This is going to be a rather large question from me since it requires deep and thorough understanding of the problem and also various approaches taken up to now for the optimal solution.
For this matter, I will create a blog later on this as it requires little bit of time from my side to write up the contents and so forth.So, I will provide my blog link once it's ready.
Nevertheless, I am posting this so that we can get started discussing.
First thing first:
The problem is as follows:
Write an efficient algorithm that searches for a value in an n x m table (two-dimensional >array). This table is sorted along the rows and columns — that is,
Table[i][j] ≤ Table[i][j + 1] Table[i][j] ≤ Table[i + 1][j].
Here to be noted that each rows and columns are monotonically sorted i.e. each rows and columns are sorted in non-decreasing (lexicographical) order.
For the actual problem and a nice discussion on this problem, click on the following link:
Note:This post has part 1,2 and 3.
Hong Shen, from Griffith University, Australia in December 27, 1995 published the optimal solution for this problem to be O(mlog(2n/m)) for a serial algorithm.

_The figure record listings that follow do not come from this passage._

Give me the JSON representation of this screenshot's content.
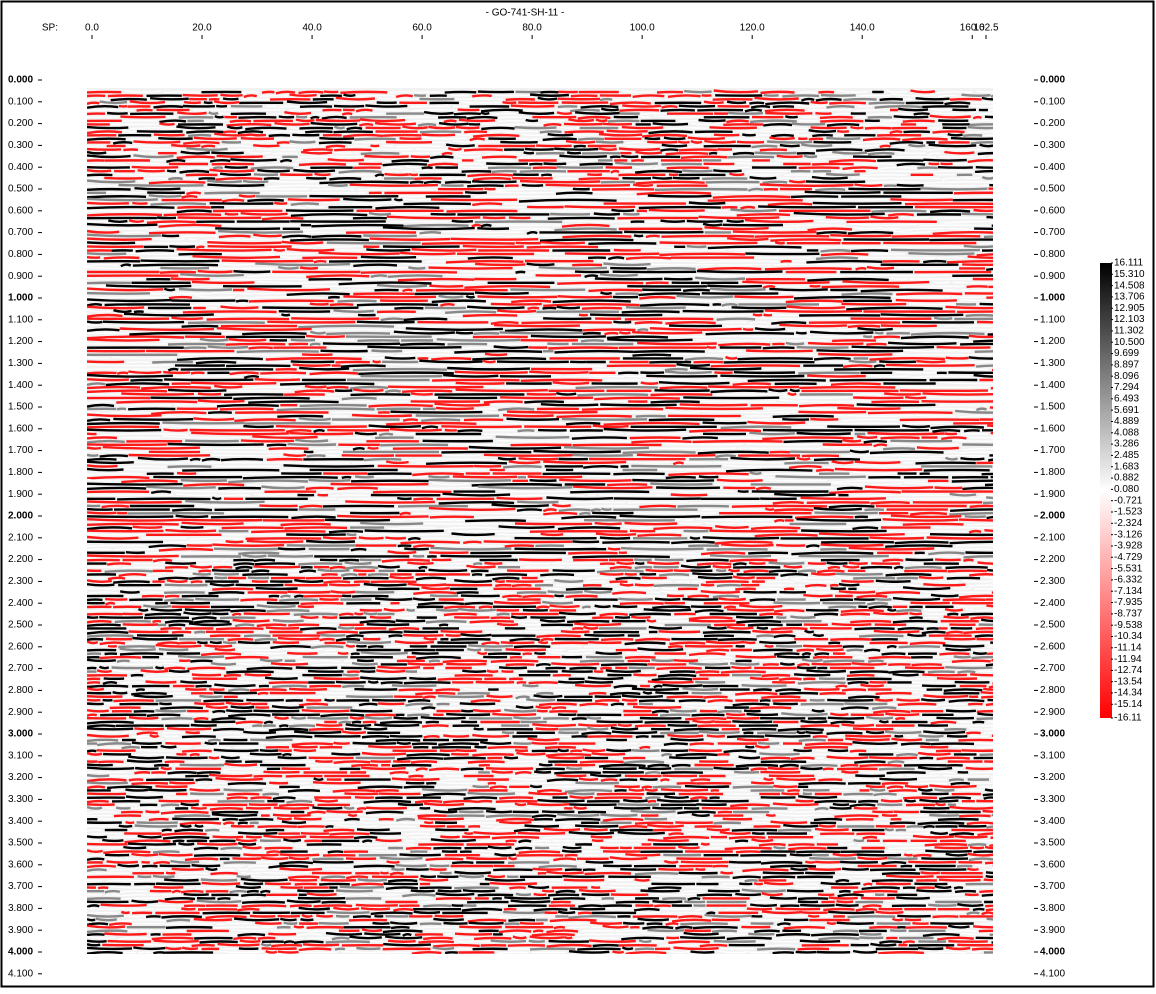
{
  "chart_data": {
    "type": "seismic-section",
    "title": "- GO-741-SH-11 -",
    "xlabel": "SP:",
    "xlim": [
      0,
      162.5
    ],
    "xticks": [
      {
        "value": 0,
        "label": "0.0"
      },
      {
        "value": 20,
        "label": "20.0"
      },
      {
        "value": 40,
        "label": "40.0"
      },
      {
        "value": 60,
        "label": "60.0"
      },
      {
        "value": 80,
        "label": "80.0"
      },
      {
        "value": 100,
        "label": "100.0"
      },
      {
        "value": 120,
        "label": "120.0"
      },
      {
        "value": 140,
        "label": "140.0"
      },
      {
        "value": 160,
        "label": "160.0"
      },
      {
        "value": 162.5,
        "label": "162.5"
      }
    ],
    "ylim": [
      0,
      4.1
    ],
    "yticks": [
      {
        "value": 0,
        "label": "0.000"
      },
      {
        "value": 0.1,
        "label": "0.100"
      },
      {
        "value": 0.2,
        "label": "0.200"
      },
      {
        "value": 0.3,
        "label": "0.300"
      },
      {
        "value": 0.4,
        "label": "0.400"
      },
      {
        "value": 0.5,
        "label": "0.500"
      },
      {
        "value": 0.6,
        "label": "0.600"
      },
      {
        "value": 0.7,
        "label": "0.700"
      },
      {
        "value": 0.8,
        "label": "0.800"
      },
      {
        "value": 0.9,
        "label": "0.900"
      },
      {
        "value": 1,
        "label": "1.000"
      },
      {
        "value": 1.1,
        "label": "1.100"
      },
      {
        "value": 1.2,
        "label": "1.200"
      },
      {
        "value": 1.3,
        "label": "1.300"
      },
      {
        "value": 1.4,
        "label": "1.400"
      },
      {
        "value": 1.5,
        "label": "1.500"
      },
      {
        "value": 1.6,
        "label": "1.600"
      },
      {
        "value": 1.7,
        "label": "1.700"
      },
      {
        "value": 1.8,
        "label": "1.800"
      },
      {
        "value": 1.9,
        "label": "1.900"
      },
      {
        "value": 2,
        "label": "2.000"
      },
      {
        "value": 2.1,
        "label": "2.100"
      },
      {
        "value": 2.2,
        "label": "2.200"
      },
      {
        "value": 2.3,
        "label": "2.300"
      },
      {
        "value": 2.4,
        "label": "2.400"
      },
      {
        "value": 2.5,
        "label": "2.500"
      },
      {
        "value": 2.6,
        "label": "2.600"
      },
      {
        "value": 2.7,
        "label": "2.700"
      },
      {
        "value": 2.8,
        "label": "2.800"
      },
      {
        "value": 2.9,
        "label": "2.900"
      },
      {
        "value": 3,
        "label": "3.000"
      },
      {
        "value": 3.1,
        "label": "3.100"
      },
      {
        "value": 3.2,
        "label": "3.200"
      },
      {
        "value": 3.3,
        "label": "3.300"
      },
      {
        "value": 3.4,
        "label": "3.400"
      },
      {
        "value": 3.5,
        "label": "3.500"
      },
      {
        "value": 3.6,
        "label": "3.600"
      },
      {
        "value": 3.7,
        "label": "3.700"
      },
      {
        "value": 3.8,
        "label": "3.800"
      },
      {
        "value": 3.9,
        "label": "3.900"
      },
      {
        "value": 4,
        "label": "4.000"
      },
      {
        "value": 4.1,
        "label": "4.100"
      }
    ],
    "colorbar": {
      "colors": [
        "#000000",
        "#ffffff",
        "#ff0000"
      ],
      "clim": [
        -16.11,
        16.111
      ],
      "ticks": [
        16.111,
        {
          "value": 15.31,
          "label": "15.310"
        },
        14.508,
        13.706,
        12.905,
        12.103,
        11.302,
        {
          "value": 10.5,
          "label": "10.500"
        },
        9.699,
        8.897,
        8.096,
        7.294,
        6.493,
        5.691,
        4.889,
        4.088,
        3.286,
        2.485,
        1.683,
        0.882,
        {
          "value": 0.08,
          "label": "0.080"
        },
        -0.721,
        -1.523,
        -2.324,
        -3.126,
        -3.928,
        -4.729,
        -5.531,
        -6.332,
        -7.134,
        -7.935,
        -8.737,
        -9.538,
        -10.34,
        -11.14,
        -11.94,
        -12.74,
        -13.54,
        -14.34,
        -15.14,
        -16.11
      ]
    }
  }
}
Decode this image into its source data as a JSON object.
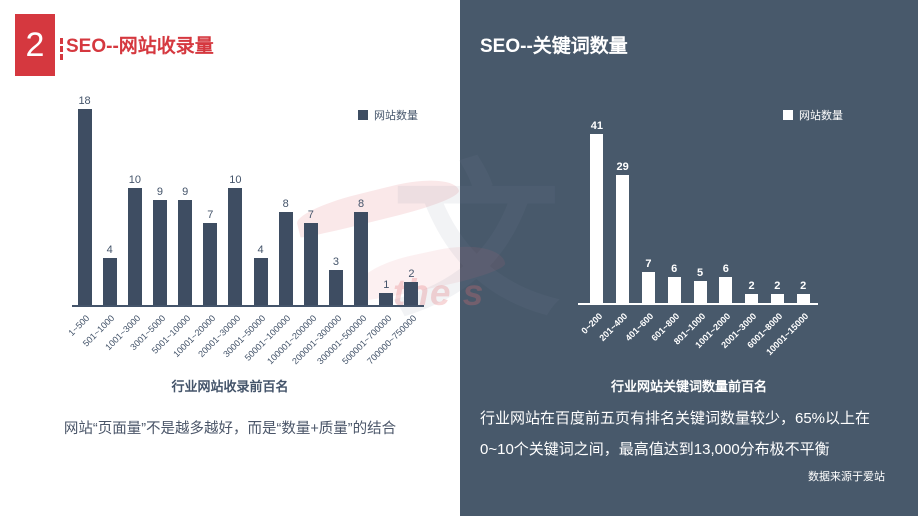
{
  "slide": {
    "badge": "2",
    "colors": {
      "accent_red": "#D5383F",
      "dark_slate": "#3E4D62",
      "text_dark": "#44546A",
      "right_panel_bg": "#48596B"
    }
  },
  "watermark": {
    "glyph": "文",
    "text": "the s"
  },
  "left_panel": {
    "title": "SEO--网站收录量",
    "note": "网站“页面量”不是越多越好，而是“数量+质量”的结合"
  },
  "right_panel": {
    "title": "SEO--关键词数量",
    "note_line1": "行业网站在百度前五页有排名关键词数量较少，65%以上在",
    "note_line2": "0~10个关键词之间，最高值达到13,000分布极不平衡",
    "source": "数据来源于爱站"
  },
  "chart_data": [
    {
      "type": "bar",
      "title": "行业网站收录前百名",
      "legend": [
        "网站数量"
      ],
      "categories": [
        "1~500",
        "501~1000",
        "1001~3000",
        "3001~5000",
        "5001~10000",
        "10001~20000",
        "20001~30000",
        "30001~50000",
        "50001~100000",
        "100001~200000",
        "200001~300000",
        "300001~500000",
        "500001~700000",
        "700000~750000"
      ],
      "values": [
        18,
        4,
        10,
        9,
        9,
        7,
        10,
        4,
        8,
        7,
        3,
        8,
        1,
        2
      ],
      "xlabel": "",
      "ylabel": "",
      "ylim": [
        0,
        18
      ],
      "bar_color": "#3E4D62",
      "grid": false,
      "legend_position": "top-right",
      "data_labels": "above-bars",
      "x_tick_rotation": 45
    },
    {
      "type": "bar",
      "title": "行业网站关键词数量前百名",
      "legend": [
        "网站数量"
      ],
      "categories": [
        "0~200",
        "201~400",
        "401~600",
        "601~800",
        "801~1000",
        "1001~2000",
        "2001~3000",
        "6001~8000",
        "10001~15000"
      ],
      "values": [
        41,
        29,
        7,
        6,
        5,
        6,
        2,
        2,
        2
      ],
      "xlabel": "",
      "ylabel": "",
      "ylim": [
        0,
        41
      ],
      "bar_color": "#FFFFFF",
      "grid": false,
      "legend_position": "top-right",
      "data_labels": "above-bars",
      "x_tick_rotation": 45
    }
  ]
}
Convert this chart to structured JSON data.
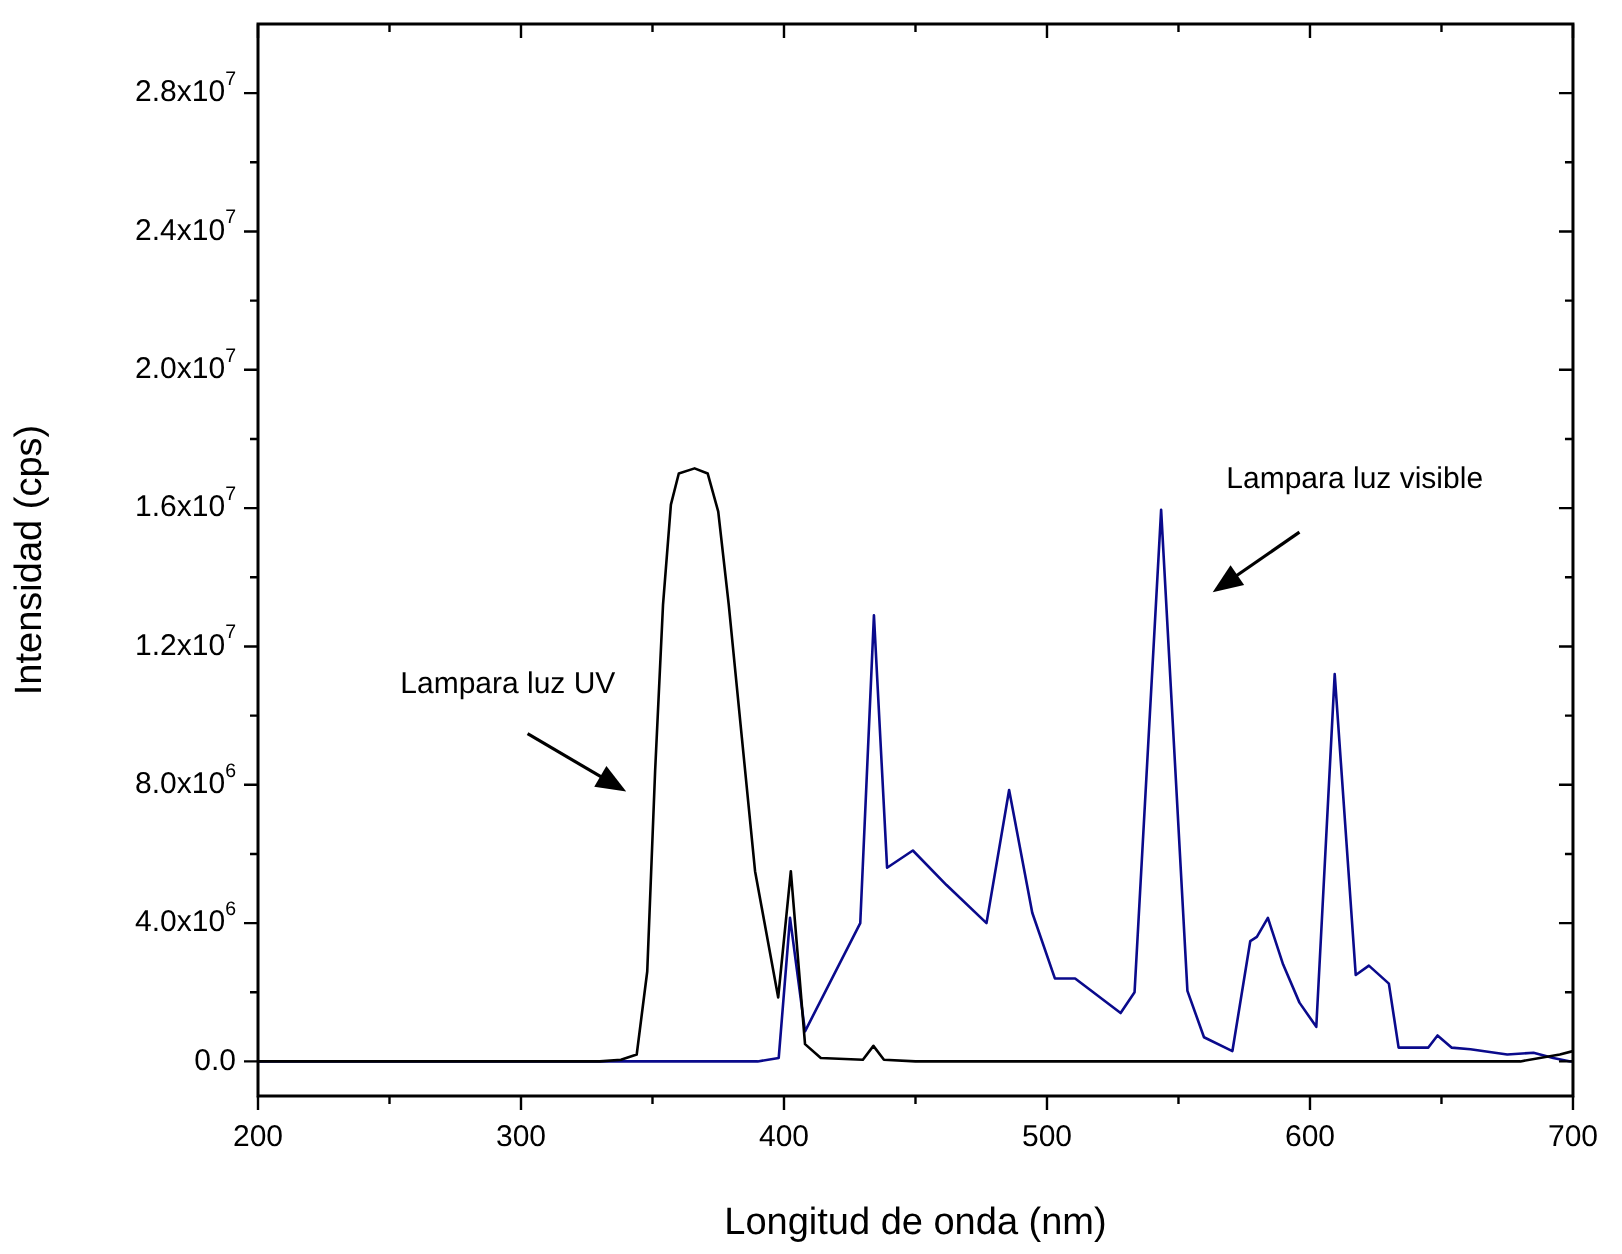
{
  "chart_data": {
    "type": "line",
    "xlabel": "Longitud de onda (nm)",
    "ylabel": "Intensidad (cps)",
    "xlim": [
      200,
      700
    ],
    "xticks": [
      200,
      {
        "value": 250,
        "label": null
      },
      300,
      {
        "value": 350,
        "label": null
      },
      400,
      {
        "value": 450,
        "label": null
      },
      500,
      {
        "value": 550,
        "label": null
      },
      600,
      {
        "value": 650,
        "label": null
      },
      700
    ],
    "ylim": [
      -1000000,
      30000000
    ],
    "yticks": [
      {
        "value": 0,
        "label": "0.0"
      },
      {
        "value": 2000000,
        "label": null
      },
      {
        "value": 4000000,
        "label": "4.0x10$^{6}$"
      },
      {
        "value": 6000000,
        "label": null
      },
      {
        "value": 8000000,
        "label": "8.0x10$^{6}$"
      },
      {
        "value": 10000000,
        "label": null
      },
      {
        "value": 12000000,
        "label": "1.2x10$^{7}$"
      },
      {
        "value": 14000000,
        "label": null
      },
      {
        "value": 16000000,
        "label": "1.6x10$^{7}$"
      },
      {
        "value": 18000000,
        "label": null
      },
      {
        "value": 20000000,
        "label": "2.0x10$^{7}$"
      },
      {
        "value": 22000000,
        "label": null
      },
      {
        "value": 24000000,
        "label": "2.4x10$^{7}$"
      },
      {
        "value": 26000000,
        "label": null
      },
      {
        "value": 28000000,
        "label": "2.8x10$^{7}$"
      }
    ],
    "grid": false,
    "legend": false,
    "marker": "none",
    "line_style": "solid",
    "series": [
      {
        "color": "#000000",
        "x": [
          200,
          250,
          300,
          330,
          338,
          344,
          348,
          351,
          354,
          357,
          360,
          366,
          371,
          375,
          379,
          384,
          389,
          397.8,
          402.6,
          408,
          414,
          430,
          434,
          438,
          450,
          500,
          600,
          680,
          695,
          700
        ],
        "values": [
          0,
          0,
          0,
          0,
          50000,
          200000,
          2600000,
          8400000,
          13200000,
          16100000,
          17000000,
          17150000,
          17000000,
          15900000,
          13200000,
          9350000,
          5500000,
          1850000,
          5500000,
          500000,
          100000,
          50000,
          450000,
          50000,
          0,
          0,
          0,
          0,
          200000,
          300000
        ]
      },
      {
        "color": "#0a0a8c",
        "x": [
          200,
          300,
          390,
          398,
          402.3,
          408,
          429,
          434.2,
          439.2,
          449,
          461.8,
          477,
          485.6,
          494.4,
          503,
          510.7,
          528,
          533.3,
          543.4,
          553.4,
          559.7,
          570.5,
          577.3,
          579.8,
          584,
          589.8,
          596,
          602.4,
          609.4,
          617.4,
          622.4,
          630,
          633.7,
          645,
          648.5,
          653.8,
          661,
          675,
          685,
          692.5,
          699,
          700
        ],
        "values": [
          0,
          0,
          0,
          100000,
          4150000,
          870000,
          4000000,
          12900000,
          5600000,
          6100000,
          5100000,
          4000000,
          7850000,
          4300000,
          2400000,
          2400000,
          1400000,
          2000000,
          15950000,
          2040000,
          700000,
          300000,
          3480000,
          3600000,
          4150000,
          2800000,
          1700000,
          1000000,
          11200000,
          2500000,
          2770000,
          2250000,
          400000,
          400000,
          750000,
          400000,
          350000,
          200000,
          250000,
          100000,
          0,
          0
        ]
      }
    ],
    "annotations": [
      "Lampara luz UV",
      "Lampara luz visible"
    ]
  }
}
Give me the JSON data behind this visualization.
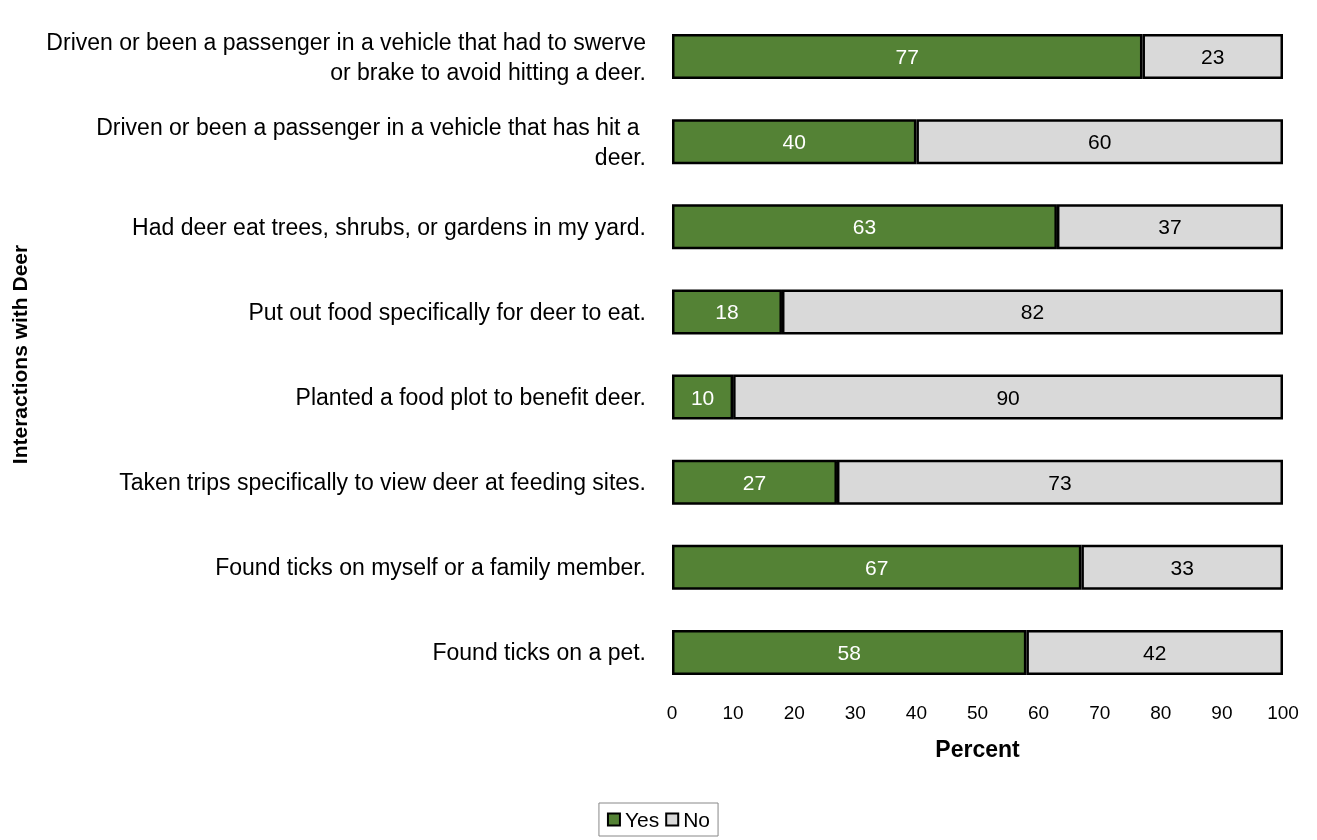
{
  "chart_data": {
    "type": "bar",
    "orientation": "horizontal",
    "stacked": true,
    "xlabel": "Percent",
    "ylabel": "Interactions with Deer",
    "categories": [
      "Driven or been a passenger in a vehicle that had to swerve or brake to avoid hitting a deer.",
      "Driven or been a passenger in a vehicle that has hit a deer.",
      "Had deer eat trees, shrubs, or gardens in my yard.",
      "Put out food specifically for deer to eat.",
      "Planted a food plot to benefit deer.",
      "Taken trips specifically to view deer at feeding sites.",
      "Found ticks on myself or a family member.",
      "Found ticks on a pet."
    ],
    "series": [
      {
        "name": "Yes",
        "color": "#548235",
        "values": [
          77,
          40,
          63,
          18,
          10,
          27,
          67,
          58
        ]
      },
      {
        "name": "No",
        "color": "#d9d9d9",
        "values": [
          23,
          60,
          37,
          82,
          90,
          73,
          33,
          42
        ]
      }
    ],
    "xlim": [
      0,
      100
    ],
    "xticks": [
      0,
      10,
      20,
      30,
      40,
      50,
      60,
      70,
      80,
      90,
      100
    ],
    "data_labels": true,
    "legend": "bottom"
  }
}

Hong Shen-- Generalized Optimal Matrix Search
Since then a lots of forum discussions, blogs, and online and offline articles and publications have been made on this, but as of today, as far as I know, O(((log(n))2) is the best claimed on this article with Improved Binary Search.
Even though the detailed algorithm has not been provided.
Now, I have done different variations of solutions on this problem in the hope to bring the optimal solution to be lower than the current best(I think)
However, I am not that good at the analysis of time complexities of algorithms.
The following is just one of them. As we come up with decisions I will keep providing others and thus come up with the best with all your helps.
Here's the first one for you to analyze the time complexity
/* NIAZ MOHAMMAD
IntPol2d.cpp
1. Find the interpolated mid along column
2. Compare key with each elements in row-wise
along the found mid column
3. IF failed
DO
RECURSIVE call to IntPol2d
a. IF(key > a[row][mid])
THEN SET l = mid + 1 and d = row - 1;
b. ELSE set r = mid -1 and u = row;
*/
bool intPol2d(int mat[][6], int M, int N, int target, int l, int u, int r, int d, int &targetRow, int &targetCol,int &count) {
count++;
if (l > r || u > d) return false;
if (target < mat[u][l] || target > mat[d][r]) return false;
int mid = l + ((target - mat[u][l])*(r-l))/(mat[d][r]-mat[u][l]);
int row = u;
while (row <= d && mat[row][mid] <= target)
{
if (mat[row][mid] == target)
{
targetRow = row;
targetCol = mid;
return true;
}
row++;
}
return intPol2d(mat, M, N, target, mid+1, u, r, row-1, targetRow, targetCol,count) ||
intPol2d(mat, M, N, target, l, row, mid-1, d, targetRow, targetCol,count);
}
If you require the whole executable code, please let me know.
Thanks for your patience and help and see ya on the discussion board :
Note: @ Admins or moderators, let me know if this is not the right place for this type of lengthy question, then I will move to my blog.